Behind the Justice Department’s blue badge, U.S. attorney’s offices have until recently enjoyed a great amount of obscurity. Just how well the approximately 4,700 lawyers in the 94 federal districts employed their resources was largely unknown. Although newspapers scrutinized high-profile cases brought by local federal prosecutors, bigger questions of how effective and efficient their efforts were — and how they measured up their counterparts in other districts — often remained unexplored.

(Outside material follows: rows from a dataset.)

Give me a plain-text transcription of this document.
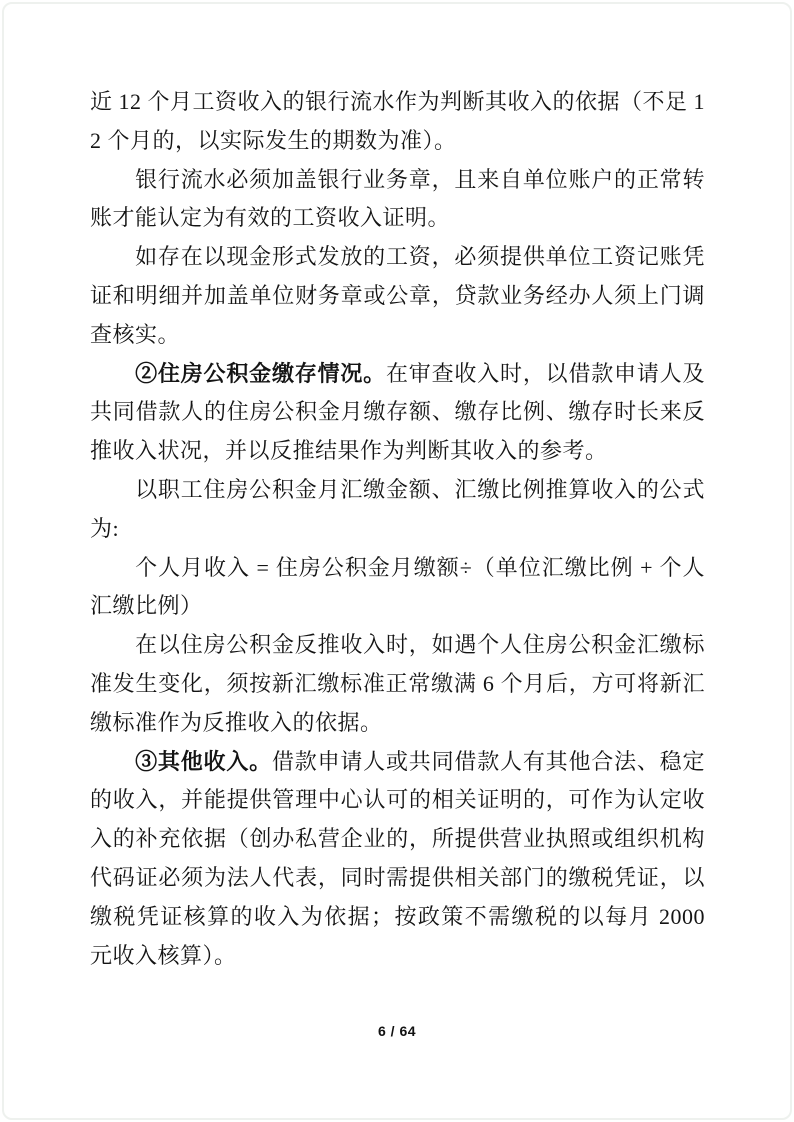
近 12 个月工资收入的银行流水作为判断其收入的依据（不足 12 个月的，以实际发生的期数为准）。

银行流水必须加盖银行业务章，且来自单位账户的正常转账才能认定为有效的工资收入证明。

如存在以现金形式发放的工资，必须提供单位工资记账凭证和明细并加盖单位财务章或公章，贷款业务经办人须上门调查核实。

②住房公积金缴存情况。在审查收入时，以借款申请人及共同借款人的住房公积金月缴存额、缴存比例、缴存时长来反推收入状况，并以反推结果作为判断其收入的参考。

以职工住房公积金月汇缴金额、汇缴比例推算收入的公式为:

个人月收入 = 住房公积金月缴额÷（单位汇缴比例 + 个人汇缴比例）

在以住房公积金反推收入时，如遇个人住房公积金汇缴标准发生变化，须按新汇缴标准正常缴满 6 个月后，方可将新汇缴标准作为反推收入的依据。

③其他收入。借款申请人或共同借款人有其他合法、稳定的收入，并能提供管理中心认可的相关证明的，可作为认定收入的补充依据（创办私营企业的，所提供营业执照或组织机构代码证必须为法人代表，同时需提供相关部门的缴税凭证，以缴税凭证核算的收入为依据；按政策不需缴税的以每月 2000 元收入核算）。

6 / 64
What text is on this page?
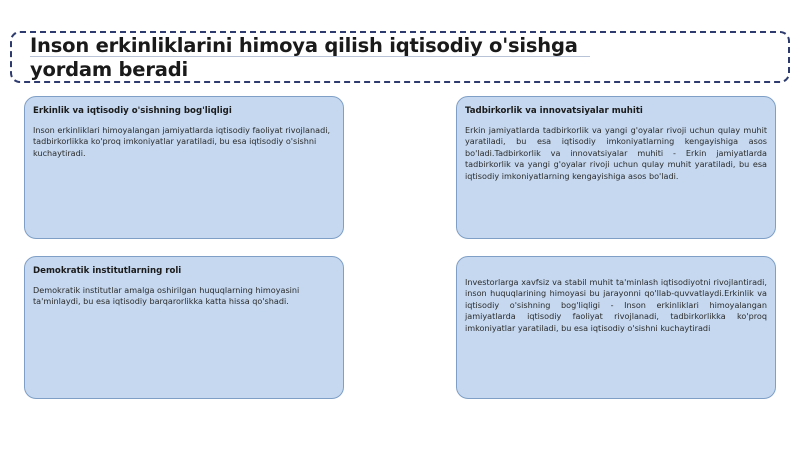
Inson erkinliklarini himoya qilish iqtisodiy o'sishga yordam beradi
Erkinlik va iqtisodiy o'sishning bog'liqligi
Inson erkinliklari himoyalangan jamiyatlarda iqtisodiy faoliyat rivojlanadi, tadbirkorlikka ko'proq imkoniyatlar yaratiladi, bu esa iqtisodiy o'sishni kuchaytiradi.
Tadbirkorlik va innovatsiyalar muhiti
Erkin jamiyatlarda tadbirkorlik va yangi g'oyalar rivoji uchun qulay muhit yaratiladi, bu esa iqtisodiy imkoniyatlarning kengayishiga asos bo'ladi.Tadbirkorlik va innovatsiyalar muhiti - Erkin jamiyatlarda tadbirkorlik va yangi g'oyalar rivoji uchun qulay muhit yaratiladi, bu esa iqtisodiy imkoniyatlarning kengayishiga asos bo'ladi.
Demokratik institutlarning roli
Demokratik institutlar amalga oshirilgan huquqlarning himoyasini ta'minlaydi, bu esa iqtisodiy barqarorlikka katta hissa qo'shadi.
Investorlarga xavfsiz va stabil muhit ta'minlash iqtisodiyotni rivojlantiradi, inson huquqlarining himoyasi bu jarayonni qo'llab-quvvatlaydi.Erkinlik va iqtisodiy o'sishning bog'liqligi - Inson erkinliklari himoyalangan jamiyatlarda iqtisodiy faoliyat rivojlanadi, tadbirkorlikka ko'proq imkoniyatlar yaratiladi, bu esa iqtisodiy o'sishni kuchaytiradi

Thanks to Syracuse University’s Transactional Records Access Clearinghouse (TRAC), however, a newly coherent picture of federal prosecutors is emerging. Set up in 1989, TRAC is a database run by David Burnham, a former New York Times reporter, and Susan Long, a statistics professor at Syracuse University. The main source of TRAC’s information is the case management system maintained by the Executive Office for U.S. Attorneys, which tracks the activities of every federal prosecutor’s office across the country. Each month the outposts submit detailed computer records on their caseload to the executive office, which combines the figures into a national database, runs various validity checks, and issues a final statistical compilation at the end of the fiscal year. As a result of a settlement of an Electronic Freedom of Information Act suit brought by TRAC against the Justice Department in early 1998, the executive office provides TRAC with its annual analysis.